This coming Sunday evening to Tuesday evening (Sept.29-Oct.1), this CondoAdviser contributor will be logging off and spending 2 days with family and community for the observance of the Jewish High Holiday of Rosh Hashana. Rosh Hashana marks the New Year, pursuant to the Jewish lunar calendar. This year, we celebrate Year 5780!

In this holiday season, I find myself harkening back to my law school days where one of the first cases we analyzed was a 2004 condominium case out of Quebec that broached the serious question of a condominium corp’s duty to accommodate religious belief and practice, in ways which may go against the by-laws or rules.

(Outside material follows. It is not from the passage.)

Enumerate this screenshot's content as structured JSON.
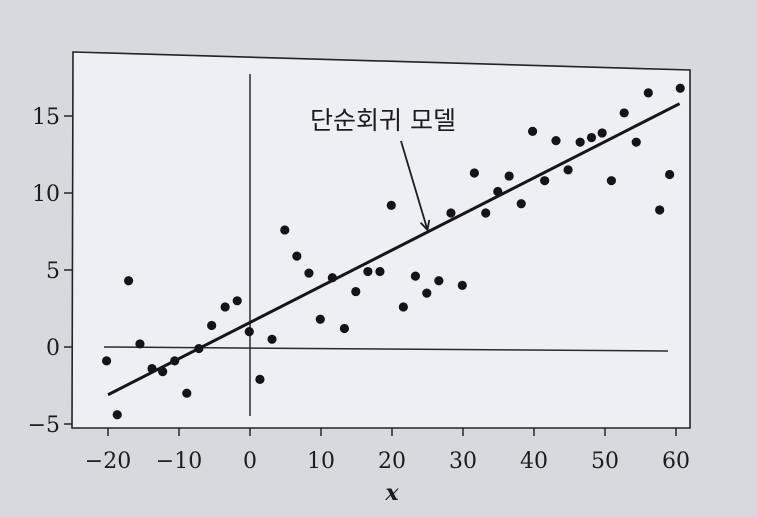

Supreme Court test for religious accommodation:

In the case of Syndicat Northcrest v Amselem, the Supreme Court considered the rights of practicing members of the Jewish faith in a Montreal condominium. The Plaintiffs (4 unit owners) claimed that certain condominium by-laws – which prohibited them from building a temporary booth, known as a Sukkah, on their balconies for the 8 days of the Jewish holiday of Sukkot – infringed upon their freedom of religion. [Note: “by-laws” in the Quebec context are generally comparable to the Ontario “rules”, in that they deal with the enjoyment, use and maintenance of the private and common portions and with the operation and administration of the co-ownership].

The balconies were exclusive use common elements of the condominium and the by-laws prohibited decorations, alterations and constructions on them. The Corporation proposed a “communal sukkah” in the gardens – which the owners contested, arguing that their beliefs required them to build their own personal sukkah.

In a 5-4 decision, the Supreme Court ruled in the owners’ favour.

And thus was born the Three-Step Test for analyzing an alleged infringement of religious freedom:

  • First, the claimant must have a “religious belief” (be it from organized religion, or otherwise) and that belief calls for a particular course of conduct;
  • Second, the claimant’s belief must be “sincere at the relevant time” (i.e. at the time they are claiming the accommodation);
  • Third, the claimant’s sincerely held religious belief must be sufficiently serious, and not a mere trivial breach

While this case was borne out of particular facts in the province of Quebec, it is a cogent reminder of a Corporation’s duty to accommodate religious belief and practice to the standard of “undue hardship.”

The Ontario Human Rights Code and the “Undue Hardship” Test:

Pursuant to sections 2 and 11 of the Ontario Human Rights Code, condominium corporations in Ontario have a legal obligation to accommodate residents’ religious beliefs and practices to the point of “undue hardship.”

Case law has suggested that “undue hardship” must amount to a particular accommodation being extremely costly or that it would interfere with the health and safety of other residents.

Something to keep in mind!

Wishing all those celebrating Rosh Hashana a Shana Tovah u’Metukah – a Happy and Sweet New Year.